I tucked her arm through mine, grabbing her hand. “Do you think he’ll even agree to go? We can’t make this decision for him. He’s old enough to make it himself.”

She seemed surprised by my words. Even a few weeks ago, I would have all but forced him into the car and the plane without giving him a choice, needing to protect him from everything that could come after him. But Cassidy had torn back my blinders. I couldn’t save him from his own choices. I had to let him make them and just be there to pick up the pieces if I needed to. Like Maliyah had done with me.

“Can we tempt him with more time with Brady O’Neil and The Painted Horses?” she asked.

I chuckled. “Painted Daisies. The band is The Painted Daisies. And they won’t be in Grand Orchard much longer. They’re just about finished with their album.”

“Damn.”

“Language,” I teased, and she smiled before getting serious again.

“He needs a male influence. He needs you.”

“He’s surrounded with male influences at Maria Carmen’s,” I said.

“It’s not the same. You’re the only one he considers a brother.”

Hell, it hurt my heart at the same time as it filled it.
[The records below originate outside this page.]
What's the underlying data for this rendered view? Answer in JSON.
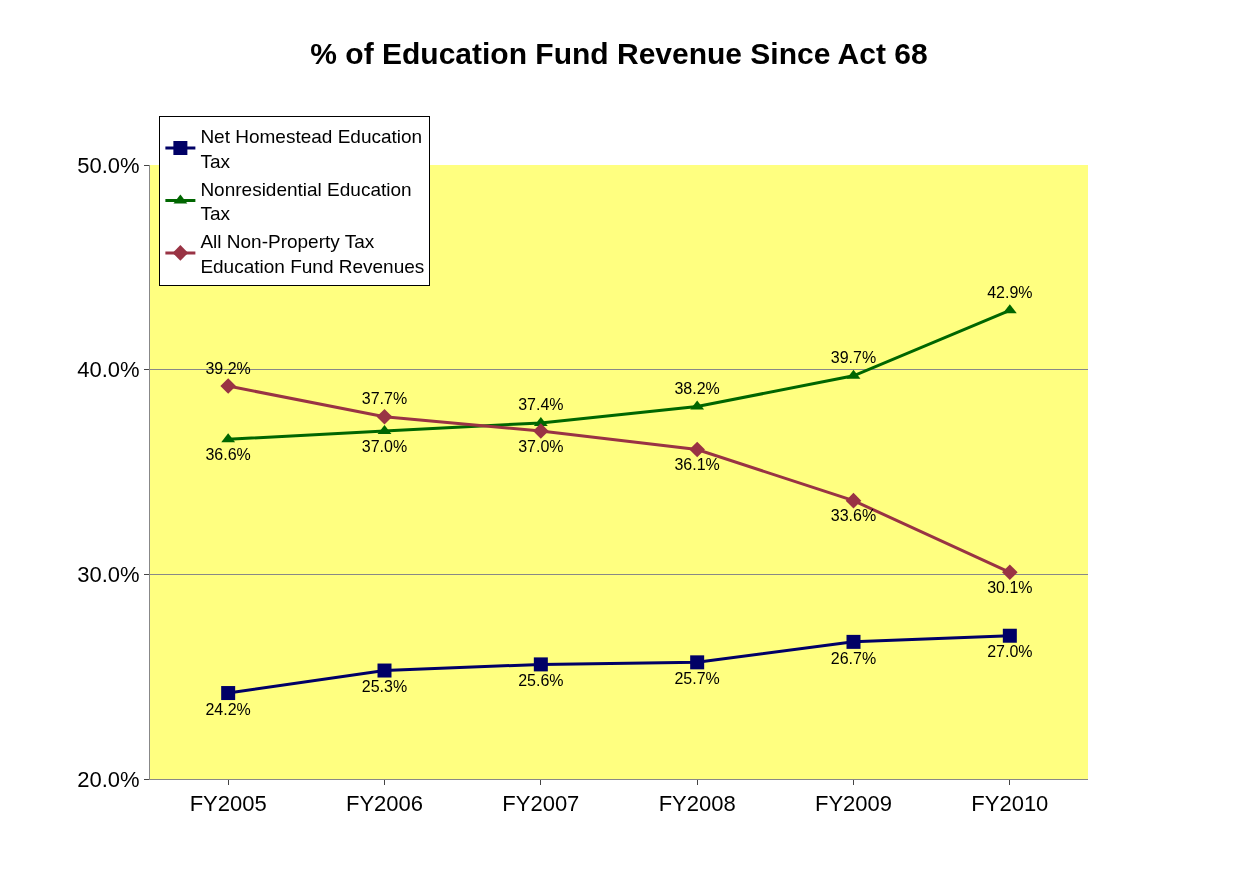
{
  "chart_data": {
    "type": "line",
    "title": "% of Education Fund Revenue Since Act 68",
    "categories": [
      "FY2005",
      "FY2006",
      "FY2007",
      "FY2008",
      "FY2009",
      "FY2010"
    ],
    "series": [
      {
        "name": "Net Homestead Education Tax",
        "color": "#000066",
        "marker": "square",
        "values": [
          24.2,
          25.3,
          25.6,
          25.7,
          26.7,
          27.0
        ],
        "value_labels": [
          "24.2%",
          "25.3%",
          "25.6%",
          "25.7%",
          "26.7%",
          "27.0%"
        ]
      },
      {
        "name": "Nonresidential Education Tax",
        "color": "#006600",
        "marker": "triangle",
        "values": [
          36.6,
          37.0,
          37.4,
          38.2,
          39.7,
          42.9
        ],
        "value_labels": [
          "36.6%",
          "37.0%",
          "37.4%",
          "38.2%",
          "39.7%",
          "42.9%"
        ]
      },
      {
        "name": "All Non-Property Tax Education Fund Revenues",
        "color": "#993344",
        "marker": "diamond",
        "values": [
          39.2,
          37.7,
          37.0,
          36.1,
          33.6,
          30.1
        ],
        "value_labels": [
          "39.2%",
          "37.7%",
          "37.0%",
          "36.1%",
          "33.6%",
          "30.1%"
        ]
      }
    ],
    "ylim": [
      20,
      50
    ],
    "yticks": [
      {
        "value": 20,
        "label": "20.0%"
      },
      {
        "value": 30,
        "label": "30.0%"
      },
      {
        "value": 40,
        "label": "40.0%"
      },
      {
        "value": 50,
        "label": "50.0%"
      }
    ],
    "grid": "y",
    "legend": "top left",
    "line_style": "solid"
  }
}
“Besides,” Maliyah said with a smile, “he spends most of his time with Álvaro when we’re there, and that man is the biggest playboy I know. You want Jonas to learn to treat women as interchangeable body parts?”
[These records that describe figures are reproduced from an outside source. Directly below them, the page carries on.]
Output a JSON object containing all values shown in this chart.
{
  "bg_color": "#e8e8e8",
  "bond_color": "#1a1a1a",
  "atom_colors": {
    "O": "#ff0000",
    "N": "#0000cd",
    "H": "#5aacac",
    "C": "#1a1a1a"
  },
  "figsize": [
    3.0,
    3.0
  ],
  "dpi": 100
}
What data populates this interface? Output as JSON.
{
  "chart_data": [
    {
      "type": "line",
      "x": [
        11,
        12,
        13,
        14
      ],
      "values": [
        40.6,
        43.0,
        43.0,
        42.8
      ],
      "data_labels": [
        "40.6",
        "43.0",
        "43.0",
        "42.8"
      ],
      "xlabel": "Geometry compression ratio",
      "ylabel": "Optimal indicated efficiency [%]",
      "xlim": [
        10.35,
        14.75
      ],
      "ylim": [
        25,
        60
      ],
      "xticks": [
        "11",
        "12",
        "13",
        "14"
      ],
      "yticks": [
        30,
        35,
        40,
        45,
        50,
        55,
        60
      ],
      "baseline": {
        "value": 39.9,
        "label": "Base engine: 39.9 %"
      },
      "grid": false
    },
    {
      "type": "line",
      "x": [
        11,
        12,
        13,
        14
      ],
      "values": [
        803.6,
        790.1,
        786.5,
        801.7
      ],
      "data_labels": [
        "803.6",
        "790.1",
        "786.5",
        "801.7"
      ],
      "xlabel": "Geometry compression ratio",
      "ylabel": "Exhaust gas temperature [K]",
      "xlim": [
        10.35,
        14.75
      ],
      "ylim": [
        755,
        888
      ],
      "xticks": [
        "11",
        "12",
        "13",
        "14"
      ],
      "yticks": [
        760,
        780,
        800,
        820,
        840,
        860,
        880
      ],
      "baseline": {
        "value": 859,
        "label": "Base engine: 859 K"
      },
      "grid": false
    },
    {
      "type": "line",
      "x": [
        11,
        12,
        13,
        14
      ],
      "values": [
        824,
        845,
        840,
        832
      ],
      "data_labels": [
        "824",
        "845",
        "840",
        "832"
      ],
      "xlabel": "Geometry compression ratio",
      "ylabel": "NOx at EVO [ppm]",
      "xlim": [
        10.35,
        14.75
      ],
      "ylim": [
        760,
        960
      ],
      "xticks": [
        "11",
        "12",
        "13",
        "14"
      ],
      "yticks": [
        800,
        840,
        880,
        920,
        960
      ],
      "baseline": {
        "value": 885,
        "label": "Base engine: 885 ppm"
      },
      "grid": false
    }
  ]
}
I chuckled, and she shoved my shoulder with hers, reminding me of Cassidy who was prone to do the same. My body was crying out to be with my angel again. In my mind, I’d seen myself, like a fuzzy dream, returning to Grand Orchard, but not to the apartment above the O’Neil’s garage, but to Cassidy’s bed. Without even giving it much thought, I’d seen myself getting down on one knee, putting a ring on her finger, and making her and Chevelle both my own. Could I return to her and ask her to accept Jonas and me both? To take our baggage and make it hers?

It was a big ask. To take two tormented men into her life while she tried to raise a son. I supposed instead of going all in, I could simply ask to date her…continue to see her in some way. I could find an apartment or house where Jonas and I could each have our own room so I didn’t have to continue sleeping on the couch. But it left a bitter taste in my mouth because I didn’t want to be apart from her. I didn’t want to just date her. I wanted Cassidy O’Neil to be mine. To belong to me and only me, just like I wanted to belong to her, completely and absolutely.

I tore myself from those images and thoughts back to the porch and Maliyah’s questioning gaze. I’d just have to take it a step at a time. I’d talk with Jonas, get back to Grand Orchard, and figure the rest out from there.